I use the number two in the key, work out the new solution, then write it on the paper.
PSNS DD4
Zach points at it. “PSNS. Puget Sound Naval Shipyard. That’s in Bremerton, Washington, right on the other side of Puget Sound.”
“Oh, my god, Zach! You’re a genius!” I hug him so tightly that he grunts a little. “What does the DD4 mean, do you think? And the red rectangle?”
Zach shrugs. “Not sure. Guess we’ll have to go there and see.” His whole demeanor has changed. He’s filled with hope. And so am I. He gets up and heads toward the bike. “But not sure how we’ll get there. The bike is running on empty, and it kinda got smashed when I jumped off it.”
I walk in the other direction and gesture for him to follow. “C’mon Zach. Our chariot awaits.”
When I approach the Audi and make it chirp with a click of the key fob, Zach’s face lights up. “Wow. I’m impressed.”
I tell him all about how I found the car as I enter our destination into the navigation system.
“It’s sixty-six miles to the Puget Sound Naval Shipyard,” I say. “We still have one hundred and three miles of electric range left. That should get us there with miles to spare.”
Zach slaps the dashboard. “Let’s see what this baby can do.” His resilience is astonishing.
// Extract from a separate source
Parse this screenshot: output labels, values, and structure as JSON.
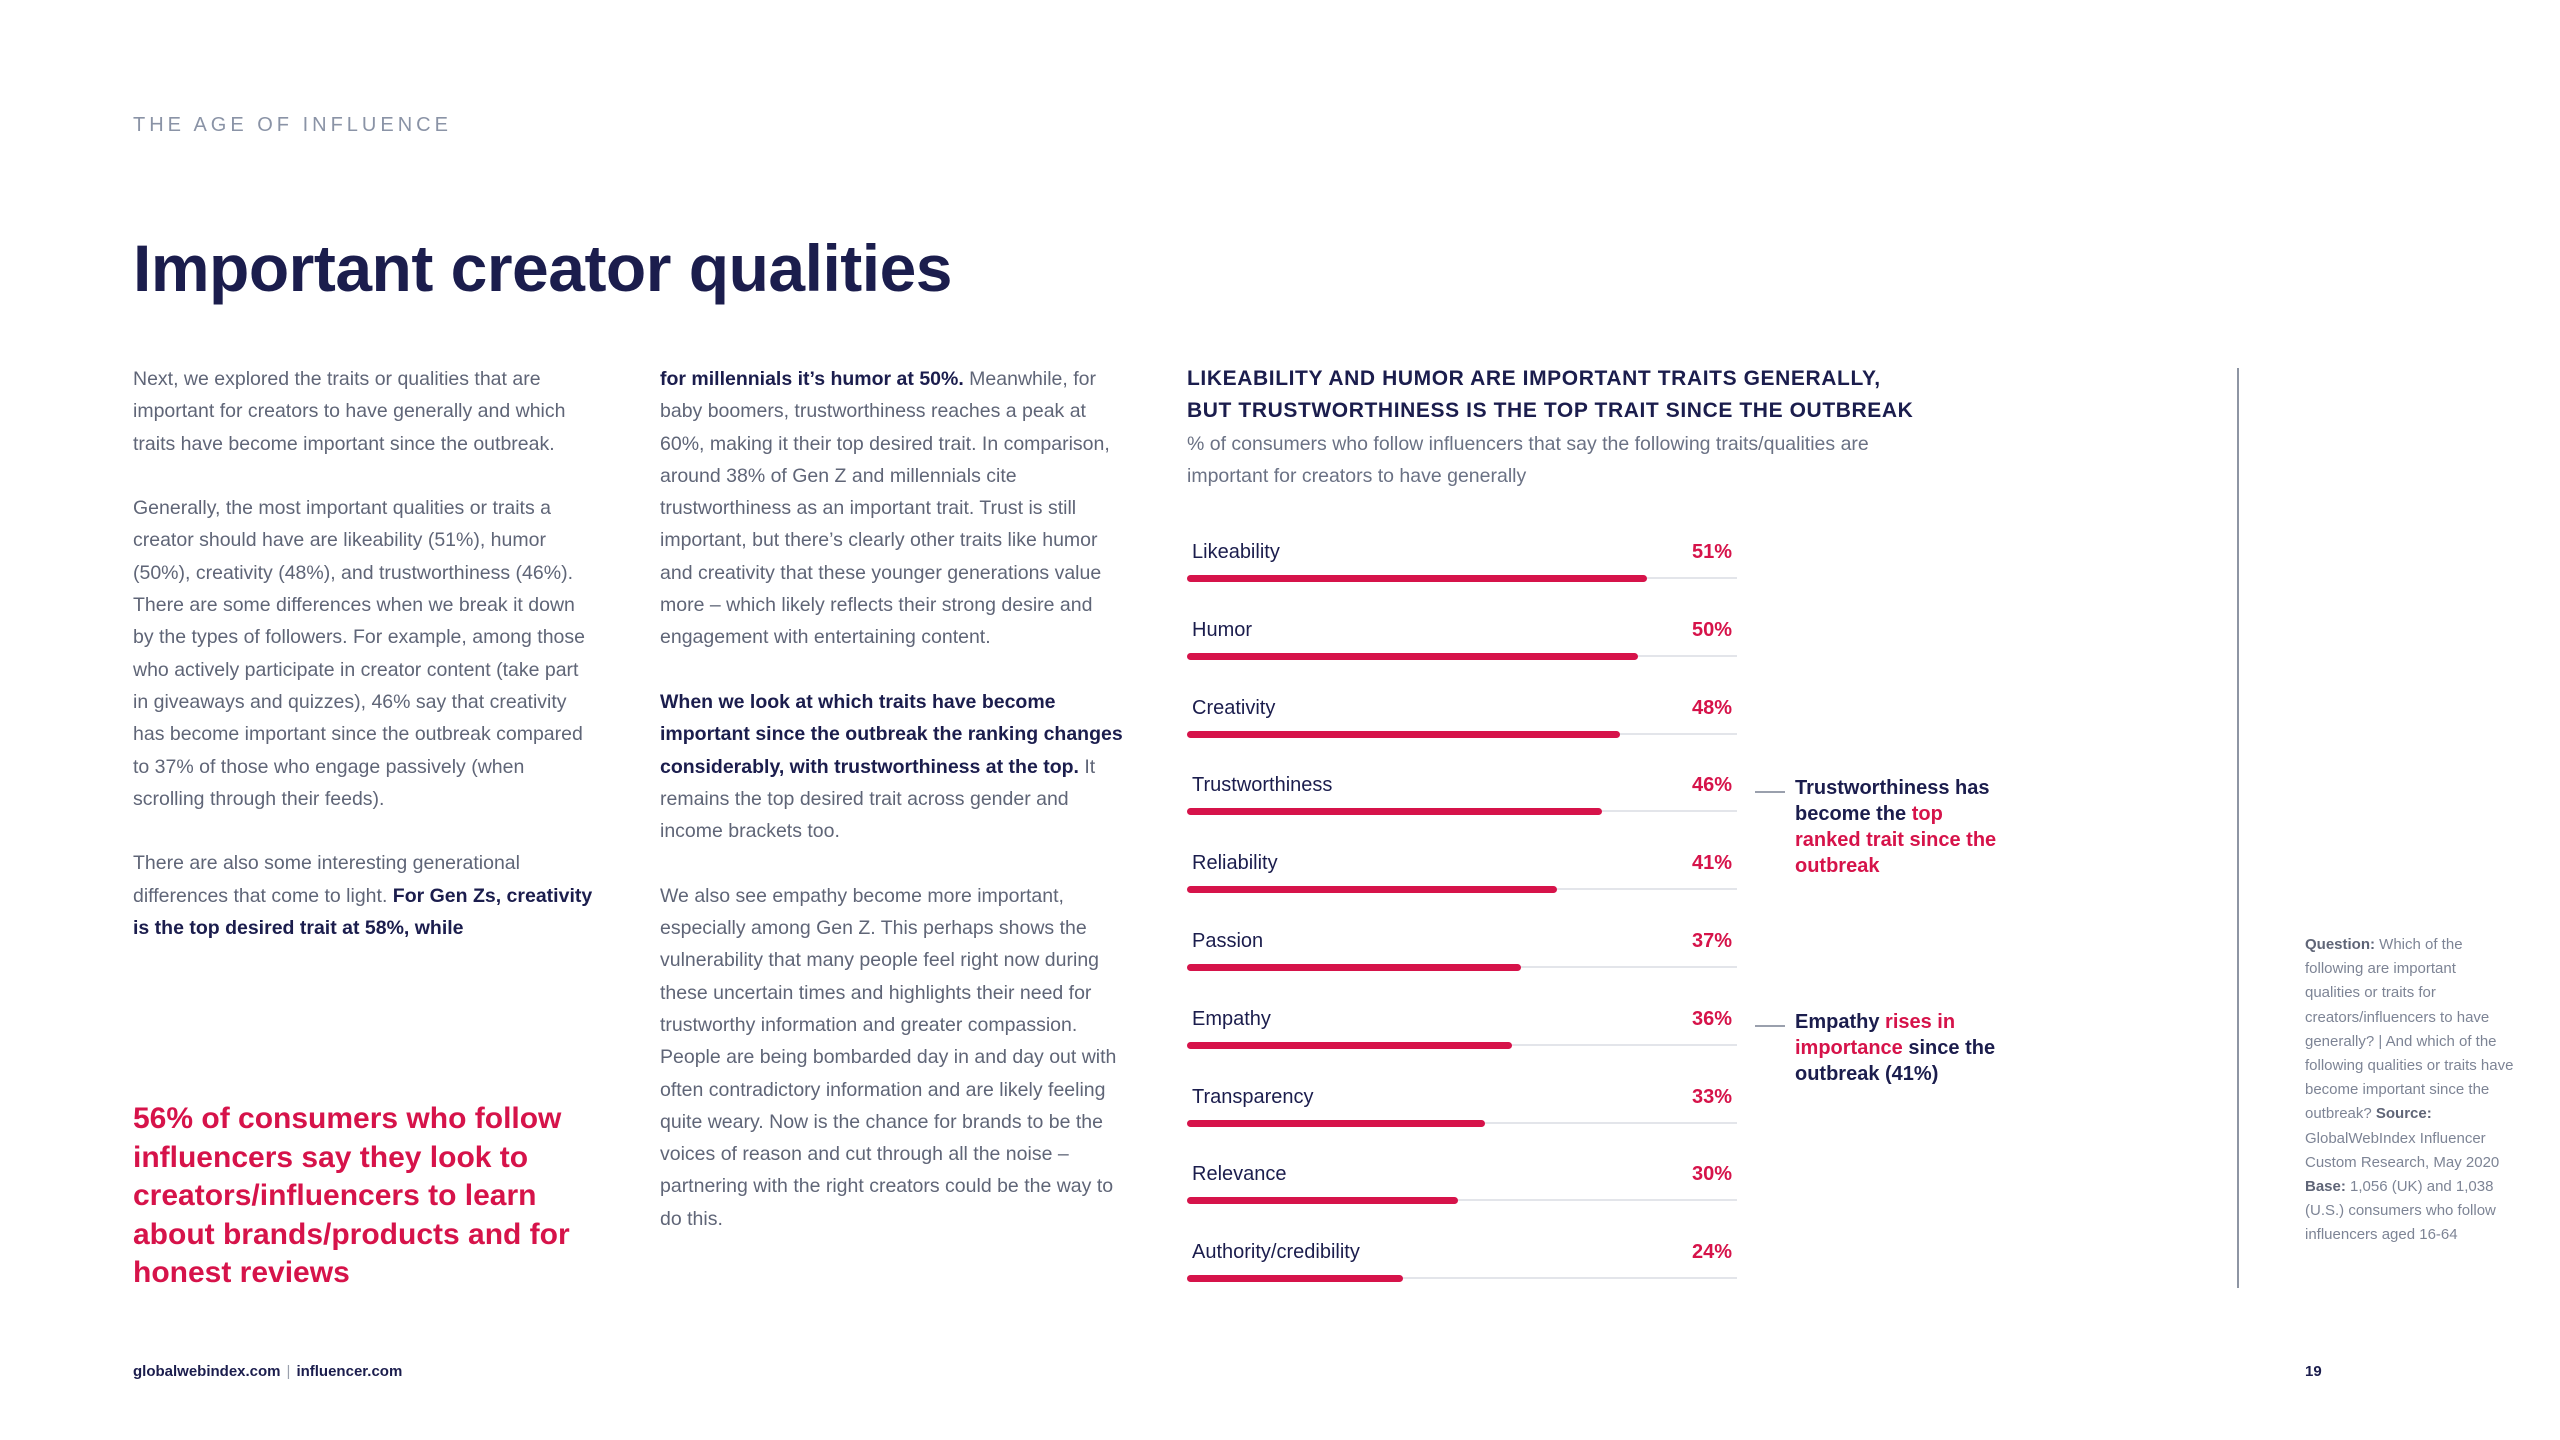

Even sick and staring down death, he’s still his same wonderful, quirky self. I’ll never take him for granted if we somehow make it through this.
With all the ferries gone, the only way to get across Puget Sound is to go south, around it. From Capitol Hill, we get on Interstate 5 heading south, which will take us to Tacoma and then across the Tacoma Narrows Bridge. Bremerton is just north of that. We’re making good time. The freeway heading south out of the city is seven lanes wide. I weave the car back and forth like a skier on a slalom course, navigating around the wrecks while going nearly eighty.
After about a half hour of uneventful driving, we race past downtown Tacoma and take Highway 16 toward Tacoma Narrows Bridge. Soon, we’ll cross Puget Sound and onto the Kitsap Peninsula. Just a few more miles, and we’ll be home free.
We’re cruising around the last bend before the approach to the bridge. The Audi is cruising fast along the wide-open freeway. And then I slam on the brakes. We come to a shrieking stop, leaving a dark streak of burned rubber on the road. I step out of the car and gape, trying to process the sight before me. A massive twisted hunk of metal, concrete, and wire sits where two massive suspension bridges used to stand tall, built side by side, spanning the Tacoma Narrows waterway.
Zach walks up to my side. He looks onward at the carnage before us. “I can’t believe what I’m—”
But he can’t complete his sentence as he doubles over and lands on his hands and knees, overwhelmed by a fit of coughing.